Excluding federal aid and capital bond proceeds, Cuomo’s state operating funds budget would be up $1.2 billion over the $102.2 billion total for FY 2021, which ends March 31.  The 2021 budget, in turn, spent slightly more ($20 million to be exact) than the FY 2020 budget, which ended after the pandemic began.

Most notably, Cuomo’s FY 2022 budget includes an increase of $2 billion, or 7.1 percent, in aid to public school districts—the largest single category of state-funded spending. In nominal terms, this looks like the biggest school aid hike ever proposed by a New York governor, and in percentage terms it ranks second only to Eliot Spitzer’s 8 percent aid increase in FY 2007 (which proved unsustainable).

The school aid hike would be made possible by an extra $4 billion in federal education aid approved as part of the $900 billion supplemental COVID stimulus bill in December—which Cuomo, in the course of complaining of federal mistreatment, never got around to acknowledging in his budget presentation earlier today. But when that aid disappears, the state will be left to fill the hole.

On the revenue side, the headline features of the proposed budget are (a) postponement of about $400 million worth of small, ongoing cuts in personal income tax (PIT) on households earning less than $321,000; and, most significant, a $1.5 billion tax increase via a temporary PIT surcharge on New York taxpayers making more than $5 million.
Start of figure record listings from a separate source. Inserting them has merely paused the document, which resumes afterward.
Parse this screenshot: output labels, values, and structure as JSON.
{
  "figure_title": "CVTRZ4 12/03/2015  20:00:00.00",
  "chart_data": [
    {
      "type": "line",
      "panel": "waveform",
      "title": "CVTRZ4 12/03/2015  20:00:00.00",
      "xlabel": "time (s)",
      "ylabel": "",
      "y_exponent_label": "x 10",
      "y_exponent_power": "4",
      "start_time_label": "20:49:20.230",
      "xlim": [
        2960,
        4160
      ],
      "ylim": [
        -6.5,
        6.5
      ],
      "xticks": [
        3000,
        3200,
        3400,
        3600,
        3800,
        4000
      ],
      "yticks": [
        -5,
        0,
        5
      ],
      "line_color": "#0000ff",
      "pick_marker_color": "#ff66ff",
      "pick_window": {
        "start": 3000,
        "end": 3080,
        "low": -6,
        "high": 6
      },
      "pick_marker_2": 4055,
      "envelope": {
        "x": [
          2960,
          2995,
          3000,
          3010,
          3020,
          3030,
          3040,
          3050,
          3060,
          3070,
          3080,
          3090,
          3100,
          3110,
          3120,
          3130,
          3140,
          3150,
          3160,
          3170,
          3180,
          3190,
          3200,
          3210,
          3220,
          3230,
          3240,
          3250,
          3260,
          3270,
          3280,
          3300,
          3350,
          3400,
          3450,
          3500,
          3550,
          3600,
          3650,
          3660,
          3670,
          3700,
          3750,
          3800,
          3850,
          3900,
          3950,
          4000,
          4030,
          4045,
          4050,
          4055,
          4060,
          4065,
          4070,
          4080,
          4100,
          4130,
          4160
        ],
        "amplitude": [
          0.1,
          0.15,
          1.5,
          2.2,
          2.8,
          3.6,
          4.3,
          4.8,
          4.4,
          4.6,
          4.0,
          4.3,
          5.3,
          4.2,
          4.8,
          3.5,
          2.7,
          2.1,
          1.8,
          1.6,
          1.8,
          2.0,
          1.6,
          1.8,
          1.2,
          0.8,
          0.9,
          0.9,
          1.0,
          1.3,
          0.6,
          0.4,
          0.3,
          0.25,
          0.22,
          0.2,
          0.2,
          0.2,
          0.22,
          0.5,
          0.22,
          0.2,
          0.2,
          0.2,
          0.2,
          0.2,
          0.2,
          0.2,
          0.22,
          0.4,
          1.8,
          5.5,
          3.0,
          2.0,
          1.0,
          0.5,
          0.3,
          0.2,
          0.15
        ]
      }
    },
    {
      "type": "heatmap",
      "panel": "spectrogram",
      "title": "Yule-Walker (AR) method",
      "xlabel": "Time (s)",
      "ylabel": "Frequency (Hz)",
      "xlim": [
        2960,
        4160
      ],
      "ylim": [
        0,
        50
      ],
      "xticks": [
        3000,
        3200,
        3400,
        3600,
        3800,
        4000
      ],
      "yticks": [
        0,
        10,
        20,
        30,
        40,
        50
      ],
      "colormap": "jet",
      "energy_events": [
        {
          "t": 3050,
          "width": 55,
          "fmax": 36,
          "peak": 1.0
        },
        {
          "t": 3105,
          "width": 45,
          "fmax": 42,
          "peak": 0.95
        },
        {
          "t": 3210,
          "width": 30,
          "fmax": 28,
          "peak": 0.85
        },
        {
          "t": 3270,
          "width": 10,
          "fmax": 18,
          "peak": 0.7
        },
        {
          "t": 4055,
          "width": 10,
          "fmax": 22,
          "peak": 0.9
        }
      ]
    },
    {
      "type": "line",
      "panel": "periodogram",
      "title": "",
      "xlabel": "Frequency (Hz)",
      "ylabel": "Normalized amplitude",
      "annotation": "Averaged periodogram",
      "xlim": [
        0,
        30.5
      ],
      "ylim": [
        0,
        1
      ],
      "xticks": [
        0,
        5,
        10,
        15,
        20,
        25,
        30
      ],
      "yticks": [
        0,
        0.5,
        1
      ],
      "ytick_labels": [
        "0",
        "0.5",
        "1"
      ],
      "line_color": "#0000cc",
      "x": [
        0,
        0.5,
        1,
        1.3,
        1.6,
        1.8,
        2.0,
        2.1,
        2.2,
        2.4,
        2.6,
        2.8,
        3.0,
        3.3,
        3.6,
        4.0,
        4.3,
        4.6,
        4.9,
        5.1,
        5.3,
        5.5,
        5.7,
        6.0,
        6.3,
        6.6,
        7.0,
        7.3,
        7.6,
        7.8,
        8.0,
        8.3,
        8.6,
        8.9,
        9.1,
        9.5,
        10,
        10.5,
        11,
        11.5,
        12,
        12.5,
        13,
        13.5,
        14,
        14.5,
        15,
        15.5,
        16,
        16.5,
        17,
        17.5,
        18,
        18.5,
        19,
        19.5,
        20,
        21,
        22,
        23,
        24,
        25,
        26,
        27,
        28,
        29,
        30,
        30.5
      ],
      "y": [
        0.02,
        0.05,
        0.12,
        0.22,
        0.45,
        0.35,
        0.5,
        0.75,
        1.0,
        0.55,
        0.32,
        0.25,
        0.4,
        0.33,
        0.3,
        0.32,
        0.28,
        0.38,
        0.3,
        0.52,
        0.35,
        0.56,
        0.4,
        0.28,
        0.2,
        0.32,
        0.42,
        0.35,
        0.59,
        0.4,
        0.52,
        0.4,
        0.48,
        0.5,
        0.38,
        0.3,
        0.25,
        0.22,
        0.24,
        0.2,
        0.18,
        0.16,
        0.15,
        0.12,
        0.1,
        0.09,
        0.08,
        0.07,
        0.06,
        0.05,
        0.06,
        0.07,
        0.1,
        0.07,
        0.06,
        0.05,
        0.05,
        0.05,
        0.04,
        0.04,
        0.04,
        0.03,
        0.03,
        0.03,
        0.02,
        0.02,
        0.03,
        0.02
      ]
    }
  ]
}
Targeted taxpayers who choose to prepay their anticipated added 2022 and 2023 taxes in 2021 will be credited for those payments in later years, the governor’s budget briefing book indicated.

However, New York’s highest earning 1 percent of taxpayers already generate more than 40 percent of state PIT receipts, and raising their rate will give them an incentive to move, as Cuomo himself frequently points out.

The tax hike is also unnecessary.  To begin preparing for the disappearance of currently temporary federal aid, Cuomo instead should be proposing a multi-year reduction in state spending, starting with school aid. Reductions in school aid should be targeted to the wealthiest areas of the state, and the impact on district staffing can be minimized by adding a freeze on all public-sector wages, including teacher salaries, which would save a combined $2 billion for all government employers at the state and local level.

He should also revisit the goal—abandoned in his second year in office—of providing localities with significant added mandate relief. He should slash the state capital budget, including virtually all planned “economic development” spending, and stretch capital infrastructure dollars further by reforming statues that inflate construction costs, especially the prevailing wage law.  To raise more revenues, he should close tax loopholes and repeal economic development subsidies, starting with the $420 million a year doled out to producers through the nation’s biggest Film Production Credit.

How we got here

  1. The pandemic-induced national recession—and the impact of Cuomo’s New York State on PAUSE restrictions on normal business and social activity—blew a huge hole in state revenues. State taxes in the current fiscal year are expected to total $5 billion less than in FY 2020, which ended last March 31. This is an improvement over the $8.1 billion tax revenue decline originally projected by the governor last April.
  2. By the end of March it was clear the economy was crashing, but the state operating funds budget—the spending the state pays for out of its own revenues—was never reduced. Instead, after holding school aid flat, Cuomo and the Legislature agreed to a slightly increased state operating funds budget that spent billions more than the state could afford, and said the federal government would have to make up the difference.
  3. Through the CARES Act and other channels, the federal government has provided the state with at least $10 billion in direct, bottom-line financial plan relief, not including reimbursement of expenses directly related to coronavirus response. As a result, the current year budget gap has been eliminated—as repeatedly predicted in this space in recent weeks, based on revenue projections by the state comptroller.